RA’s achievements are often in flux. “There has been a lot of discussion about demoting some achievements and replacing others,” Davies says. “We do not ‘lock’ any achievements in place; all developers have an equal right to discuss, contribute and have their say in how each game shapes up.” In short, a developer or small team of developers will claim a game as their next project, then post their ideas in RA’s forum for feedback. Once a set of achievements is discussed, tested, and released, other developers can go in and make revisions, but only if the community agrees that their proposed changes are necessary. This way, every game has a single canon of achievements, and the members who know a game best tend to be in general agreement on it.
That could easily be a recipe for chaos but, while not without its disputes, RA has a healthy community. Old achievement sets made before developers understood good design practices are revised, obscure games are highlighted in events, bonus sets of challenging achievements are added to games just for their superfans (40 RA users have finished Pokémon Blue with just a Rattata), and the community’s competitive users complete games from Super Mario World to Scooby-Doo and the Cyber Chase to climb RA’s leaderboards. In 2020, RA is looking to refresh their site design and better integrate with streaming and social media, so the whole world can know when you finally score a perfect game of Elf Bowling or complete the PlayStation port of Diablo.

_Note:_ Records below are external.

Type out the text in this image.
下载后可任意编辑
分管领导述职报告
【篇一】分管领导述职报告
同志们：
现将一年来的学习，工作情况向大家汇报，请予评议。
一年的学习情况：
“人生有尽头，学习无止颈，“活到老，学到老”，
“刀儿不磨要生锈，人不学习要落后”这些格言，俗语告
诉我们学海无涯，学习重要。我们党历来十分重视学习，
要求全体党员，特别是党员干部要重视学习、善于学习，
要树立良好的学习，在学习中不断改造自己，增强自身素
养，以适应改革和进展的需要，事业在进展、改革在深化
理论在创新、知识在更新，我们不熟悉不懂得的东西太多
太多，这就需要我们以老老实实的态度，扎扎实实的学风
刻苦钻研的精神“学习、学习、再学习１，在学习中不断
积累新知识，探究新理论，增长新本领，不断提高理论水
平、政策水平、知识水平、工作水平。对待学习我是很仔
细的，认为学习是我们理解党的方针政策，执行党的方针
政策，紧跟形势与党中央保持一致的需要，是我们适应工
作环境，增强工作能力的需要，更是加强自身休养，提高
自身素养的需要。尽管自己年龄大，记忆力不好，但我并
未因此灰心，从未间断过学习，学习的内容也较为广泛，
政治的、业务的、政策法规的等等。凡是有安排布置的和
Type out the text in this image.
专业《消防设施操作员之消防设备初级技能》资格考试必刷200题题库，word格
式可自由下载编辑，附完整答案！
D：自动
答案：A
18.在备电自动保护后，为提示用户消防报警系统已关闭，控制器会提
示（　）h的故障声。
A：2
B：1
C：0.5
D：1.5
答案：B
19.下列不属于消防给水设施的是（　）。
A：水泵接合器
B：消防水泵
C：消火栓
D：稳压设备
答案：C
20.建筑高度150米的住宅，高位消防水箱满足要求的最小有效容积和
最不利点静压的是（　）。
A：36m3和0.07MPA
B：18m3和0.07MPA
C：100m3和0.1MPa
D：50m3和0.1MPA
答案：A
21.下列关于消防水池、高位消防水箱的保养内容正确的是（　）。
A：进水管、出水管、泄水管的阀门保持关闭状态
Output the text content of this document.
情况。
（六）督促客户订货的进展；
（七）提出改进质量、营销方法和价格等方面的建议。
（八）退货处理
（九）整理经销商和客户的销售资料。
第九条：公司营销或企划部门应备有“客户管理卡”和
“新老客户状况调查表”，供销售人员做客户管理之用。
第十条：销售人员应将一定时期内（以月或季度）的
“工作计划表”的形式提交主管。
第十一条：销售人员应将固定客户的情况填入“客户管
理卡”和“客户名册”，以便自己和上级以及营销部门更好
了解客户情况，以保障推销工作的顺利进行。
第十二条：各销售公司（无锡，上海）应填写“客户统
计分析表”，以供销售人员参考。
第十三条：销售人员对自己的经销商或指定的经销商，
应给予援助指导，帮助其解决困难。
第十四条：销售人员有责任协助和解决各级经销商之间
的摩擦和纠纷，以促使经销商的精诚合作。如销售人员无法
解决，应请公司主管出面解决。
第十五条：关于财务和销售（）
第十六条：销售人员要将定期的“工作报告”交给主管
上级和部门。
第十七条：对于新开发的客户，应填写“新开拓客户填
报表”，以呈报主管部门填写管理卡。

The passion of RA’s community could fuel it for a long time. Hotscrock’s volunteer administrative work can eat up two to three hours a day, and when they’re also developing achievements they can “spend most of the day” on contributions. For WilHiteWarrior, a typical achievement set takes him up to three weeks to outline, research, and code. “I’ve spent most of my free time working on achievements because I enjoy it so much. Still, the number of games I personally want to make achievements for is finite so when they’re all done I’ll likely retire from the development side of things.” That implies play will continue after development ends and, as Davies sums up, “We want players to enjoy their games with a little added extra to bring their experience somewhat into the 21st century.”